On Thursday, 26 February, two nights after the current president of the United States bloviated his way through the longest State of the Union address ever, Mavis Staples delivered the real SOTU at the Colonial Theater in Phoenixville, Pennsylvania. During a week bookended by Tuesday’s speech at the Capitol and the subsequent entrance into a war with Iran, Staples offered a message that felt more relevant and urgent than ever.
When Mavis Staples comes around, it behoves you to be there, which explains the sold-out crowd at the Colonial, the theatre made famous by the run-out scene in the 1958 movie The Blob. Aisle-mates of ours drove nearly 100 miles from Asbury Park, New Jersey, to see the show. Whether audience members crossed state lines or walked down to the Colonial, no one left the theatre let down by Mavis Staples, who remains as compelling a performer as she’s ever been.
While Staples has often spiked her setlists in recent years with cover songs by the likes of Talking Heads (“Slippery People”) and Funkadelic (“Can You Get to That”), at the Colonial she was focused on her legacy with the Staple Singers, along with four songs from her 2025 album, Sad and Beautiful World. While many of these songs have been the foundation of Staples’ live shows for decades, taken together, the songs formed a setlist that was an intentional call for resistance and peace in difficult times.
Fans hoping for Staple Singers classics were rewarded with “City in the Sky”, “I’m Just Another Soldier”, “Handwriting on the Wall”, “Freedom Highway”, “Heavy Makes You Happy”, and “Respect Yourself”. All were delivered with both gospel and rock ‘n’ roll fervor by Staples and her band. Staples spoke often between songs, not getting too specific, but also not shying away from noting her distaste for ICE and other aspects of the current administration.
Nobody in the Colonial’s audience told Staples to “shut up and sing”. Sing she did, though. In addition to the Staple Singers’ classics, her renditions of songs from Sad and Beautiful World easily justified the opinion of anybody who might have thought it was one of the best albums of 2025.
In a show full of highlights, the emotional pinnacle may have been a heartfelt rendition of the Jeff Tweedy-written title track for Staples’ 2010 album, You Are Not Alone. “A broken home / A broken heart / Isolated and afraid / Open up this is raid / I wanna get it through to you / You’re not alone” hit the crowd hard, and probably stayed with many concertgoers, even as they made their way back home.
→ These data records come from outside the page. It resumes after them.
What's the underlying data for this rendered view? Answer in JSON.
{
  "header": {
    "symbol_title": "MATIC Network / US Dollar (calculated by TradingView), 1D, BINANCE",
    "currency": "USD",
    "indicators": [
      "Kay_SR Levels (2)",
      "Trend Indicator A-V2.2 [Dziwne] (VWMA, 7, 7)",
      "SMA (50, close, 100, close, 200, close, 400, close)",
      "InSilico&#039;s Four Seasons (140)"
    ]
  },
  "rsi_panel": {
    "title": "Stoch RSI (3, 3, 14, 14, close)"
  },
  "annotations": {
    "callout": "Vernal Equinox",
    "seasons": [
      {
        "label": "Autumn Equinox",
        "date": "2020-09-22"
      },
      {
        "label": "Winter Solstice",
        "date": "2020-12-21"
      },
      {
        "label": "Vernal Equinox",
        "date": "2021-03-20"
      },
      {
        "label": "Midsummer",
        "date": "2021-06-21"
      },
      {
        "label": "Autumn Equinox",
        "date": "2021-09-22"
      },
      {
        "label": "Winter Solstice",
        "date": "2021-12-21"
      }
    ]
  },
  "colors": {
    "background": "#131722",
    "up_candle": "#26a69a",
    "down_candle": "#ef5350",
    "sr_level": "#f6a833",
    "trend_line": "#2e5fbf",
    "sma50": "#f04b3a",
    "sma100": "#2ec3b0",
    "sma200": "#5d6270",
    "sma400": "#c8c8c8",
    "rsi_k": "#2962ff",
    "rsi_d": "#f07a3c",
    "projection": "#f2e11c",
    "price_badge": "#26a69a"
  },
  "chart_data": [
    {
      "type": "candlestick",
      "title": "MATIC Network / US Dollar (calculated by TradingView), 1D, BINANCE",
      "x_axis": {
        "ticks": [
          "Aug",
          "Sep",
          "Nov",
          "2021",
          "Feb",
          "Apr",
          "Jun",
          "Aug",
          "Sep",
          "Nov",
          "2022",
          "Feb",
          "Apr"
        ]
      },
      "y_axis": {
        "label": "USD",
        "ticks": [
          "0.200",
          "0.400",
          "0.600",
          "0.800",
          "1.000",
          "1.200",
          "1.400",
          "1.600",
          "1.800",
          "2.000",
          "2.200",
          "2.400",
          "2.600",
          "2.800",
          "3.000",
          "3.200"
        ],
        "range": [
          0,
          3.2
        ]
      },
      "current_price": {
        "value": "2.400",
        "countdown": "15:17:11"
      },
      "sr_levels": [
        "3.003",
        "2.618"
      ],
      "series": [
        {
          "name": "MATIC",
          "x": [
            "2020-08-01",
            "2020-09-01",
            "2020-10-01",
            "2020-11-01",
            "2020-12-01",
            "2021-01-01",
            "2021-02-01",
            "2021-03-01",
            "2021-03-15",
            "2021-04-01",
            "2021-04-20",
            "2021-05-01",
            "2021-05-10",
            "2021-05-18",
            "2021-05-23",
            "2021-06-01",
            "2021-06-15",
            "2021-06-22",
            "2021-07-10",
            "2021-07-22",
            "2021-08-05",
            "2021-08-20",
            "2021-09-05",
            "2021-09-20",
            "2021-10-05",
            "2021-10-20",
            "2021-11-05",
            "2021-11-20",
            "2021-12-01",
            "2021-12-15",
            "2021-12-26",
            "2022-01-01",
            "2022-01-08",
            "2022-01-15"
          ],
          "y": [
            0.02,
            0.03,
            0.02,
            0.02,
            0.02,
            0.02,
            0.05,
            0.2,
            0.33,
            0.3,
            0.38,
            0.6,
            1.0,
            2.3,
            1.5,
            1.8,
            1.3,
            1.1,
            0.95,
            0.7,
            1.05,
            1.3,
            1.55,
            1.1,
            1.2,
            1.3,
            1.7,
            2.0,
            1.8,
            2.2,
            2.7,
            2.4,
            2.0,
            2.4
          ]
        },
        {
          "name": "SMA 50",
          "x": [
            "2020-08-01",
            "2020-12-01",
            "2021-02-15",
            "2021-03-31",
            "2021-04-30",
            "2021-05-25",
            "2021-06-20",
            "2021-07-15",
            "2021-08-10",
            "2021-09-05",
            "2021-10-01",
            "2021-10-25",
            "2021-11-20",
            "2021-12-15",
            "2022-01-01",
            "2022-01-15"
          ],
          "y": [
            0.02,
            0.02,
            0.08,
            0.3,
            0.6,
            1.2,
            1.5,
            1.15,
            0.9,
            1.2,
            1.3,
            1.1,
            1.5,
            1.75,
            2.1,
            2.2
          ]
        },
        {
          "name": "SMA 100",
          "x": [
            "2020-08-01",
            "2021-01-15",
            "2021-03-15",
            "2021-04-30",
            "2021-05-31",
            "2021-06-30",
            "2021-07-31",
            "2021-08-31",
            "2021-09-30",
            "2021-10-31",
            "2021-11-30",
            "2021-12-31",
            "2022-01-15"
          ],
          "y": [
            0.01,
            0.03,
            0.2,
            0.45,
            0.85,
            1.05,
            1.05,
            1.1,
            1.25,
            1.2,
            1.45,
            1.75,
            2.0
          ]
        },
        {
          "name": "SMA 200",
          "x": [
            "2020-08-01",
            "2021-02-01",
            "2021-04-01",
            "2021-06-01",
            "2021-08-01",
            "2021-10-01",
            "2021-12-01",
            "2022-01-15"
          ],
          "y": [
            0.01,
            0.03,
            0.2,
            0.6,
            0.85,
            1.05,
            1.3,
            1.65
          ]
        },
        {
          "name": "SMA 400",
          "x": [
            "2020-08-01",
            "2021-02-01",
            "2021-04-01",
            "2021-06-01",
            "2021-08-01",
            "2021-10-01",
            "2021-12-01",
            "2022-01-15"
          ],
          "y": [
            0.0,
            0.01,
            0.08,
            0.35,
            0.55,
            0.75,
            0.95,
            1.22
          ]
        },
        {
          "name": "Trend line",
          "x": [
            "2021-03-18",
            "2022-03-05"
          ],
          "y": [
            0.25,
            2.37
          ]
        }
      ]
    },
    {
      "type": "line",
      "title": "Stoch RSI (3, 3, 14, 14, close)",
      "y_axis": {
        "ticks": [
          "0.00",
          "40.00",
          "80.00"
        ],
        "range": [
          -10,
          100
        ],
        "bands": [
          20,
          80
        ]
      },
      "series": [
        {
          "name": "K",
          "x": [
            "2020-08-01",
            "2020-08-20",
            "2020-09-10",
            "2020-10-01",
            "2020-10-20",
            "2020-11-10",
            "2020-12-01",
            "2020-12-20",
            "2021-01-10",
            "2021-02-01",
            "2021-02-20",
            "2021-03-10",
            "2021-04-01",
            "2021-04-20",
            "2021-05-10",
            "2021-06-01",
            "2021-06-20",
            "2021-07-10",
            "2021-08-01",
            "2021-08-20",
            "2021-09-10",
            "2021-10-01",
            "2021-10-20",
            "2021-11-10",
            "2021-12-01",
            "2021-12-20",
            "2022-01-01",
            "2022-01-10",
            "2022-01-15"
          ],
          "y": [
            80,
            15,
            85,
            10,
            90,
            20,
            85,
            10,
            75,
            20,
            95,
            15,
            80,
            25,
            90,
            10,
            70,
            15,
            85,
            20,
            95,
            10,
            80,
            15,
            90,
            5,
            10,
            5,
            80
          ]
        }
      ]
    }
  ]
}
Staples closed the night with her cover of Eddie Hinton’s classic, “Everybody Needs Love”. It was an upbeat way to end the performance, but it also underscored the show’s overall message: love is a serious business, it can be used to combat evil, and everybody does indeed need it. No exceptions.
“Mavis for President” bumper stickers and buttons were available at the merch table. That’s a fun idea, but Mavis Staples made it clear at the Colonial that she’s got no time to be president: she’s got a higher calling.